This week, Adapteva CEO Andreas Olofsson announced his company has taped out the Epiphany-V, a 1024-core RISC chip that will likely offer the world’s best performance per watt for double precision arithmetic. This SoC is geared for high performance computing (HPC) in applications such as self-driving cars, autonomous drones and cognitive radio, where performance-per-watt is the most critical attribute.
The Epiphany-V design was developed with funding help from DARPA – the Defense Advanced Research Projects Agency. As the research arm for the US Department of Defense, DARPA is intensely interested in advancing low-power, high performance hardware for a wide range of military and security uses. Although the emphasis here is on embedded computing, there’s nothing to prevent some enterprising HPC vendor from building a supercomputing server with a bunch of Epiphany V chips.
According Olofsson’s report on the Epiphany-V, the goal of the design was to demonstrate an energy efficiency of 75 double precision gigaflops/watt. For those of you keeping score, that’s about four times the efficiency of NVIDIA’s new P100 GPU and more than five time that of Intel’s Knights Landing Xeon Phi. Olofsson also claims the chip has an 80-fold advantage in processor density and a 3.6-fold advantage in memory density compared to “the leading HPC processors.”
That’s quite a feat given that the 4.5 billion-transistor chip is manufactured with the same technology NVIDIA uses for their latest Pascal GPUs, namely TSMC’s 16nm FinFET process. Epiphany-V differs from its 64-core Epiphany-IV predecessor in a number of important ways. To start with, it’s the first Adapteva design to support double precision floating point math, which is a requirement for many HPC codes. In addition, the RISC processing elements are capable of hosting an OS, something that the previous version was incapable of doing. That makes it more like an Intel Xeon Phi than a GPU accelerator.

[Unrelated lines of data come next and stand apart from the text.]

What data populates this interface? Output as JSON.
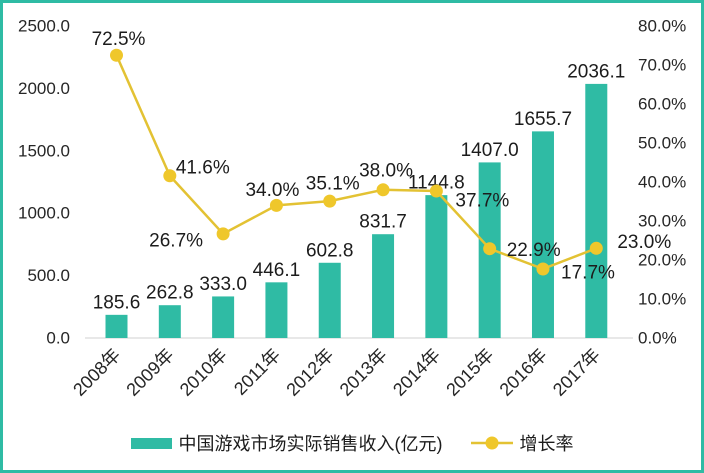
{
  "chart_data": {
    "type": "bar",
    "subtype": "combo-bar-line-dual-axis",
    "title": "",
    "categories": [
      "2008年",
      "2009年",
      "2010年",
      "2011年",
      "2012年",
      "2013年",
      "2014年",
      "2015年",
      "2016年",
      "2017年"
    ],
    "series": [
      {
        "name": "中国游戏市场实际销售收入(亿元)",
        "type": "bar",
        "axis": "left",
        "values": [
          185.6,
          262.8,
          333.0,
          446.1,
          602.8,
          831.7,
          1144.8,
          1407.0,
          1655.7,
          2036.1
        ],
        "labels": [
          "185.6",
          "262.8",
          "333.0",
          "446.1",
          "602.8",
          "831.7",
          "1144.8",
          "1407.0",
          "1655.7",
          "2036.1"
        ]
      },
      {
        "name": "增长率",
        "type": "line",
        "axis": "right",
        "values": [
          72.5,
          41.6,
          26.7,
          34.0,
          35.1,
          38.0,
          37.7,
          22.9,
          17.7,
          23.0
        ],
        "labels": [
          "72.5%",
          "41.6%",
          "26.7%",
          "34.0%",
          "35.1%",
          "38.0%",
          "37.7%",
          "22.9%",
          "17.7%",
          "23.0%"
        ],
        "label_offsets": [
          [
            2,
            -16
          ],
          [
            33,
            -8
          ],
          [
            -47,
            7
          ],
          [
            -4,
            -15
          ],
          [
            3,
            -17
          ],
          [
            3,
            -19
          ],
          [
            46,
            10
          ],
          [
            44,
            2
          ],
          [
            45,
            4
          ],
          [
            48,
            -6
          ]
        ]
      }
    ],
    "left_axis": {
      "label": "",
      "min": 0,
      "max": 2500,
      "ticks": [
        "0.0",
        "500.0",
        "1000.0",
        "1500.0",
        "2000.0",
        "2500.0"
      ]
    },
    "right_axis": {
      "label": "",
      "min": 0,
      "max": 80,
      "ticks": [
        "0.0%",
        "10.0%",
        "20.0%",
        "30.0%",
        "40.0%",
        "50.0%",
        "60.0%",
        "70.0%",
        "80.0%"
      ]
    },
    "grid": false,
    "legend_position": "bottom",
    "colors": {
      "bar": "#2fbba4",
      "line": "#e3c233",
      "marker": "#efc72b",
      "data_label": "#1c1c1c",
      "axis_text": "#262626",
      "axis_line": "#d9d9d9",
      "frame_border": "#2fbba4",
      "background": "#ffffff"
    }
  }
}
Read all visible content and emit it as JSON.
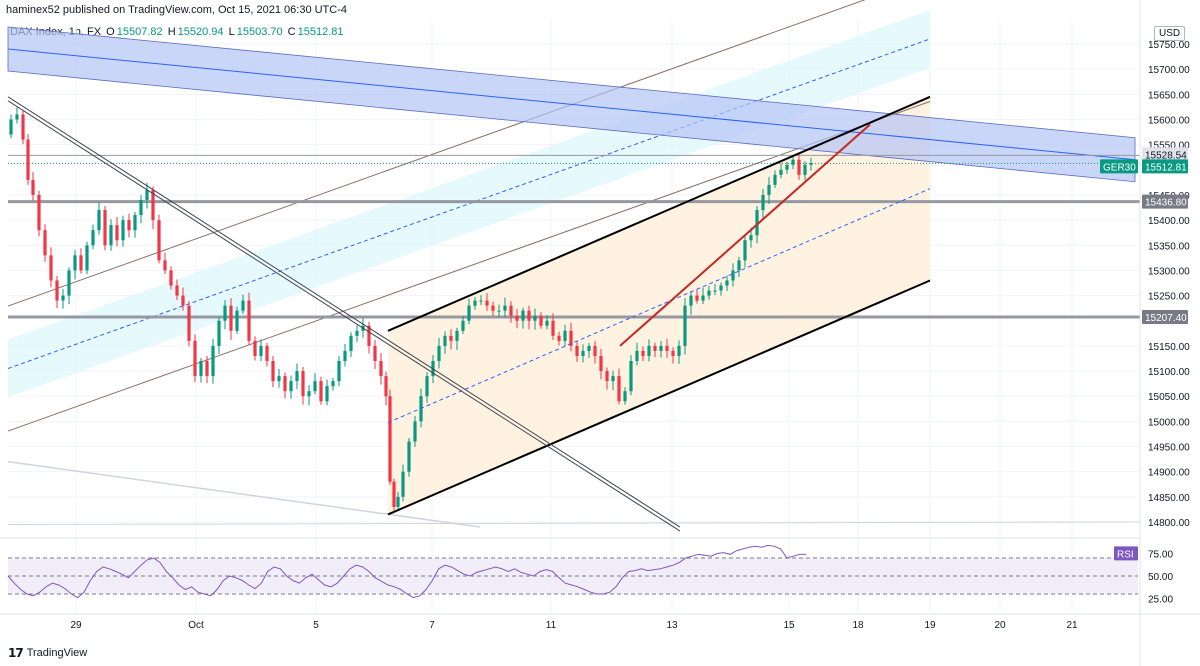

Each of the 1024 “processors” is made up of a RISC CPU, a network-on-a-chip component, and local SRAM memory. There is no cache to speak of. Memory is provided by the 64 MB of SRAM, which can be shared between multiple chips via point-to-point I/O links. Apparently up to a billion cores can be hooked together in this manner, all accessing a global shared memory pool, which can range up to a petabyte of capacity. The individual processing elements on the chip talk to each other over a 136-bit wide data link on the NOCs.
The biggest roadblock to customer adoption is the proprietary instruction set architecture (ISA) than underlies the hardware. (The latest ISA is backwardly compatible with the previous two renditions of Epiphany, with some new instructions added for deep learning, communication, and cryptography applications.) A stable ecosystem of compilers, debuggers and other software development tools will be needed to get customers to consider such an architecture. As of today, the chip can be programmed in ANSI C/C++ using a standard GNU tool chain. Support for MPI, OpenMP, OpenCL, OpenSHMEM and a few other HPC frameworks is also available.
Although Olofsson says the first Epiphany-V chips aren’t expected to roll out of TSMC’s fabs for another four to five months, he expects the new silicon to beat the stated performance goals. "Based on simulations, we will likely exceed 75 gigaflops/watt,” Olofsson told TOP500 News, “but we won't know for sure until we fully characterize the silicon in a few months’ time."